The IRS is the chief enforcer of the federal health care law. In deciding when to impose the individual mandate penalty, the IRS will have to determine whether taxpayers have “qualifying health insurance coverage,” whether employers should be penalized for failing to provide such insurance to their employees, and if various exemptions apply. In the wrong hands or subject to the wrong directives, this immense power could all-too-easily result in the IRS rooting through private medical records and billings.

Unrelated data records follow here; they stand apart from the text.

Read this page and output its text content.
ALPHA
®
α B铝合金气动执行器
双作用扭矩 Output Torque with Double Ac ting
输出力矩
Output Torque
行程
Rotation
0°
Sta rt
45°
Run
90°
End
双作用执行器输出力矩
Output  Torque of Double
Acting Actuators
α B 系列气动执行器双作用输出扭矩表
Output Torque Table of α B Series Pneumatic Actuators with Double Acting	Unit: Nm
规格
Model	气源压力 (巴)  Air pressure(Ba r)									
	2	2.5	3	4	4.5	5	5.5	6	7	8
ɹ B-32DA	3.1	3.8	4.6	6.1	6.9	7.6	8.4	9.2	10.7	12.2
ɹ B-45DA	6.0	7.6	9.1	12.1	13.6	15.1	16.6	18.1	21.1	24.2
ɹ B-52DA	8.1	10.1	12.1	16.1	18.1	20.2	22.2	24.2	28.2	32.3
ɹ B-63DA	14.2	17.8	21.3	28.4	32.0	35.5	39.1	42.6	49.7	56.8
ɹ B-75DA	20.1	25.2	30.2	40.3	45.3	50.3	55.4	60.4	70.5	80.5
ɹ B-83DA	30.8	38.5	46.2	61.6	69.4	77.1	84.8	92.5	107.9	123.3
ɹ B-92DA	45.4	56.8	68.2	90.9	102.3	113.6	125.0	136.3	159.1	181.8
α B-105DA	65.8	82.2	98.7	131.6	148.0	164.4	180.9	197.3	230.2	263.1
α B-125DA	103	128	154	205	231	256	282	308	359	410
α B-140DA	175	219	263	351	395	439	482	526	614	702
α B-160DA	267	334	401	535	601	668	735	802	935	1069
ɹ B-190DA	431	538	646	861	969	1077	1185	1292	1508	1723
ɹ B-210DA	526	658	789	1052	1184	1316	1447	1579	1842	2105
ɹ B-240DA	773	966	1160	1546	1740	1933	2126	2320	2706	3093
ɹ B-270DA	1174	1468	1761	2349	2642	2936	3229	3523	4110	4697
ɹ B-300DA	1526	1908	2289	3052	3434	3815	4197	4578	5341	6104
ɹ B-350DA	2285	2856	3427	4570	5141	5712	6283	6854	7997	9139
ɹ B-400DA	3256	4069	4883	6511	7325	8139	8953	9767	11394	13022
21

The federal Health Insurance Portability and Accountability Act already authorizes your physician, hospital and insurance company—and their business associates—to disclose your personal medical information, history and records to government agencies for law enforcement and regulatory purposes without your consent.
Ever since the McCarthy era of the 1950s, courts have established that the taxing power may not be wielded to punish political enemies. The Court of that era probably never foresaw the day when its rulings would be applied to protect those who believe in constitutionally limited government, as opposed to those who sought to overthrow it. But there is no more important time than the present to revitalize and apply such limitations on the federal government’s power to tax.
In a twist that is almost unbelievable, news agencies reported last week that the same person who oversaw the targeting of conservative groups seeking tax exempt status will be responsible for overseeing the IRS’ enforcement of the federal health care law. We should all shudder at the thought.